Pylkkänen was a student of Leevi Madetoja and Selim Palmgren, and studied at the Helsinki Conservatory, then in Paris, Rome, and Vienna. He made his breakthrough as a composer with the opera Mare ja hänen poikansa (1943) after Aino Kallas, which was premiered in the Finnish Opera in 1945. It was followed by ten more operas, including the internationally successful Sudenmorsian (1950). From 1960 to 1967 he was artistic director of the Finnish Opera.

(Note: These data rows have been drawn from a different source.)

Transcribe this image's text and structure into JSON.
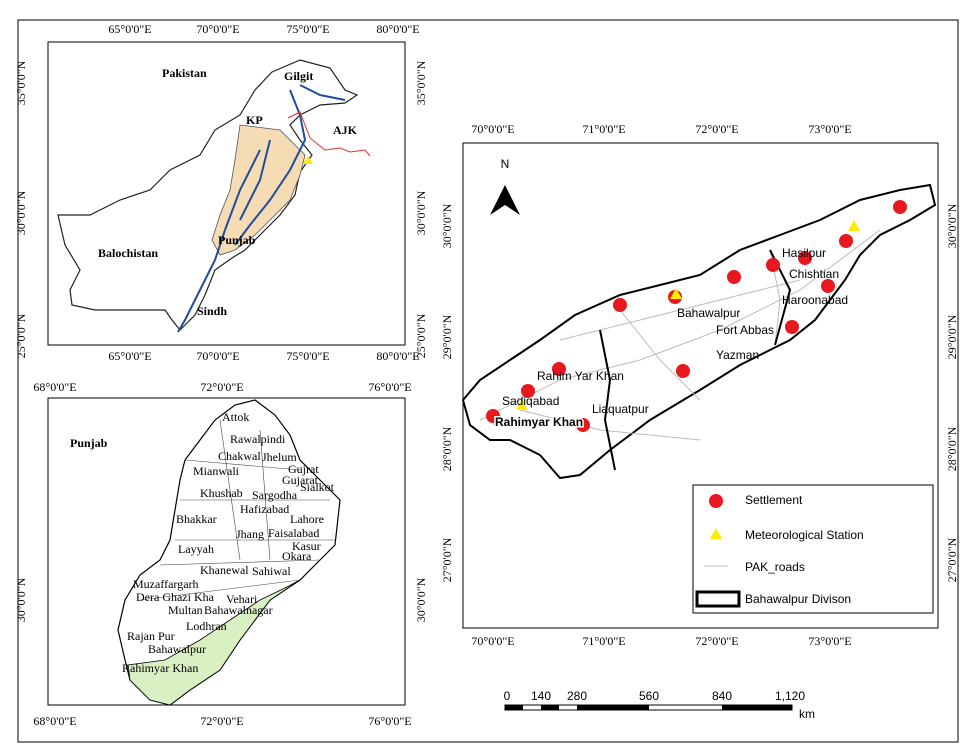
{
  "pakistan": {
    "title": "Pakistan",
    "top_ticks": [
      "65°0'0\"E",
      "70°0'0\"E",
      "75°0'0\"E",
      "80°0'0\"E"
    ],
    "bottom_ticks": [
      "65°0'0\"E",
      "70°0'0\"E",
      "75°0'0\"E",
      "80°0'0\"E"
    ],
    "left_ticks": [
      "35°0'0\"N",
      "30°0'0\"N",
      "25°0'0\"N"
    ],
    "right_ticks": [
      "35°0'0\"N",
      "30°0'0\"N",
      "25°0'0\"N"
    ],
    "labels": [
      "Gilgit",
      "KP",
      "AJK",
      "Balochistan",
      "Punjab",
      "Sindh"
    ]
  },
  "punjab": {
    "title": "Punjab",
    "top_ticks": [
      "68°0'0\"E",
      "72°0'0\"E",
      "76°0'0\"E"
    ],
    "bottom_ticks": [
      "68°0'0\"E",
      "72°0'0\"E",
      "76°0'0\"E"
    ],
    "left_ticks": [
      "30°0'0\"N"
    ],
    "right_ticks": [
      "30°0'0\"N"
    ],
    "districts": [
      "Attok",
      "Rawalpindi",
      "Chakwal",
      "Jhelum",
      "Mianwali",
      "Gujrat",
      "Gujarat",
      "Sialkot",
      "Khushab",
      "Sargodha",
      "Hafizabad",
      "Bhakkar",
      "Lahore",
      "Jhang",
      "Faisalabad",
      "Layyah",
      "Okara",
      "Kasur",
      "Khanewal",
      "Sahiwal",
      "Muzaffargarh",
      "Dera Ghazi Kha",
      "Vehari",
      "Multan",
      "Bahawalnagar",
      "Lodhran",
      "Rajan Pur",
      "Bahawalpur",
      "Rahimyar Khan"
    ]
  },
  "division": {
    "north": "N",
    "top_ticks": [
      "70°0'0\"E",
      "71°0'0\"E",
      "72°0'0\"E",
      "73°0'0\"E"
    ],
    "bottom_ticks": [
      "70°0'0\"E",
      "71°0'0\"E",
      "72°0'0\"E",
      "73°0'0\"E"
    ],
    "left_ticks": [
      "30°0'0\"N",
      "29°0'0\"N",
      "28°0'0\"N",
      "27°0'0\"N"
    ],
    "right_ticks": [
      "30°0'0\"N",
      "29°0'0\"N",
      "28°0'0\"N",
      "27°0'0\"N"
    ],
    "places": [
      "Hasilpur",
      "Chishtian",
      "Haroonabad",
      "Bahawalpur",
      "Fort Abbas",
      "Yazman",
      "Rahim Yar Khan",
      "Sadiqabad",
      "Liaquatpur",
      "Rahimyar Khan"
    ],
    "legend": [
      "Settlement",
      "Meteorological Station",
      "PAK_roads",
      "Bahawalpur Divison"
    ],
    "scale": {
      "labels": [
        "0",
        "140",
        "280",
        "560",
        "840",
        "1,120"
      ],
      "unit": "km"
    }
  }
}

In addition to the operas he composed a symphony, a symphonic fantasy, six symphonic poems, a cello concerto, chamber music works, a cantata, film music, a choir cycle for women's voices, songs and two song cycles.

==Personal life==
Pylkkänen was homosexual, which was not publicly known during his lifetime. His friend, assistant professor Saara Lilja, revealed the matter in her 2000 memoir. In December 1948, Pylkkänen was caught in a police raid on a "gay meeting place" and brought to justice (homosexuality was a crime in Finland until 1971), but he was acquitted and the case was not made public. Later, Pylkkänen suffered from alcoholism, depression and memory problems. His ability to work waned soon after finishing the Unknown Soldier, so he stopped composing at the age of 49 and was on leave from the National Opera in May 1968. His last major work was a missed manuscript on the history of the Finnish National Opera. In his last years he spent a quiet life in the Lalluka Artists' Home in Etu-Töölö, Helsinki.